Girls' bedrooms sometimes can be this space of real creativity. The problem is that these bedrooms are all cut off from each other. I wanted the Julie Ruin record to sound like a girl from her bedroom made this record but then didn't just throw it away or it wasn't just in her diary but she took it out and shared it with people.

Hanna started collaborating with her friends Sadie Benning and Johanna Fateman to create a live band to perform songs from the album. This group would go on to become Le Tigre.

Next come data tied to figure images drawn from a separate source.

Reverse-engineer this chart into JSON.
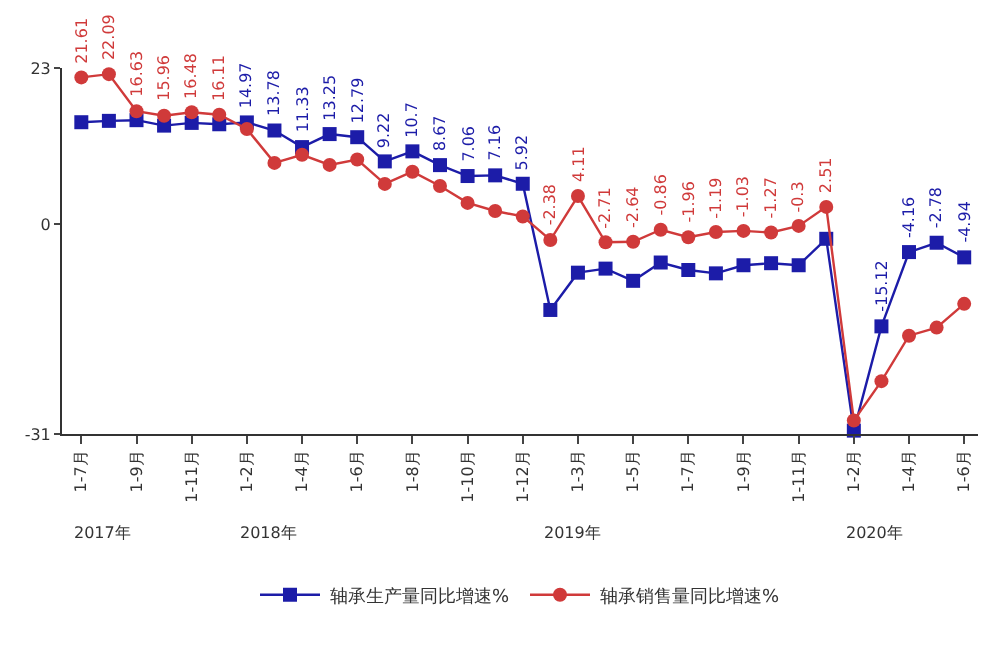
{
  "chart_data": {
    "type": "line",
    "categories": [
      "1-7月",
      null,
      "1-9月",
      null,
      "1-11月",
      null,
      "1-2月",
      null,
      "1-4月",
      null,
      "1-6月",
      null,
      "1-8月",
      null,
      "1-10月",
      null,
      "1-12月",
      null,
      "1-3月",
      null,
      "1-5月",
      null,
      "1-7月",
      null,
      "1-9月",
      null,
      "1-11月",
      null,
      "1-2月",
      null,
      "1-4月",
      null,
      "1-6月"
    ],
    "series": [
      {
        "name": "轴承生产量同比增速%",
        "color": "#1c1ca8",
        "marker": "square",
        "values": [
          15.0,
          15.2,
          15.3,
          14.5,
          14.9,
          14.7,
          14.97,
          13.78,
          11.33,
          13.25,
          12.79,
          9.22,
          10.7,
          8.67,
          7.06,
          7.16,
          5.92,
          -12.7,
          -7.2,
          -6.6,
          -8.4,
          -5.7,
          -6.8,
          -7.3,
          -6.1,
          -5.8,
          -6.1,
          -2.2,
          -30.5,
          -15.12,
          -4.16,
          -2.78,
          -4.94
        ],
        "value_labels": [
          null,
          null,
          null,
          null,
          null,
          null,
          "14.97",
          "13.78",
          "11.33",
          "13.25",
          "12.79",
          "9.22",
          "10.7",
          "8.67",
          "7.06",
          "7.16",
          "5.92",
          null,
          null,
          null,
          null,
          null,
          null,
          null,
          null,
          null,
          null,
          null,
          null,
          "-15.12",
          "-4.16",
          "-2.78",
          "-4.94"
        ]
      },
      {
        "name": "轴承销售量同比增速%",
        "color": "#d03a3a",
        "marker": "circle",
        "values": [
          21.61,
          22.09,
          16.63,
          15.96,
          16.48,
          16.11,
          14.0,
          9.0,
          10.2,
          8.7,
          9.5,
          5.9,
          7.7,
          5.6,
          3.1,
          1.9,
          1.1,
          -2.38,
          4.11,
          -2.71,
          -2.64,
          -0.86,
          -1.96,
          -1.19,
          -1.03,
          -1.27,
          -0.3,
          2.51,
          -29.0,
          -23.2,
          -16.5,
          -15.3,
          -11.8
        ],
        "value_labels": [
          "21.61",
          "22.09",
          "16.63",
          "15.96",
          "16.48",
          "16.11",
          null,
          null,
          null,
          null,
          null,
          null,
          null,
          null,
          null,
          null,
          null,
          "-2.38",
          "4.11",
          "-2.71",
          "-2.64",
          "-0.86",
          "-1.96",
          "-1.19",
          "-1.03",
          "-1.27",
          "-0.3",
          "2.51",
          null,
          null,
          null,
          null,
          null
        ]
      }
    ],
    "ylim": [
      -31,
      23
    ],
    "yticks": [
      23,
      0,
      -31
    ],
    "annotations": [
      "2017年",
      "2018年",
      "2019年",
      "2020年"
    ],
    "legend": "bottom"
  }
}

In December 2010, Hanna and former Bikini Kill bandmate Kathi Wilcox formed a band called the Julie Ruin.

==Critical reception==

The New York Times noted the "charmingly unruly jumble of sounds and influences: the cheesy tick of a drum machine up against the manic buzz of electric guitar, the frenzied spirit of punk overlapping the demure coo of 60's girl groups."

Professional ratings
Review scores
| Source | Rating |
| AllMusic | Star |
| Pitchfork | 6.7/10 |
| The Rolling Stone Album Guide | Star |
| Spin | 6/10 |
| The Village Voice | B− |

==Track listing==

| No. | Title | Length |
|---|---|---|
| 1. | "Radical or Pro-Parental" | 2:15 |
| 2. | "V.G.I." | 3:48 |
| 3. | "A Place Called Won't Be There" | 2:52 |
| 4. | "Tania" | 2:41 |
| 5. | "Aerobicide" | 2:54 |
| 6. | "Apt. #5" | 3:13 |
| 7. | "My Morning Is Summer" | 3:15 |
| 8. | "I Wanna Know What Love Is" | 3:36 |
| 9. | "The Punk Singer" | 2:07 |
| 10. | "On Language" | 2:06 |
| 11. | "Crochet" | 2:01 |
| 12. | "Interlude" | 0:51 |
| 13. | "Stay Monkey" | 2:56 |
| 14. | "Breakout a Town" | 2:22 |
| 15. | "Love Letter" | 3:08 |

==Samples==
- "V.G.I." samples "Tired of Waiting for You" by the Kinks.
- "I Wanna Know What Love Is" samples "The Guns of Brixton" by the Clash.
- "On Language" samples American Woman by The Guess Who
- "Stay Monkey" samples "I'm Coolin', No Foolin'" by Lesley Gore.
- "Breakout A-Town" samples "It's All I Can Do" by the Cars.
- "Love Letter" samples "I'm So Bored with the USA" by the Clash.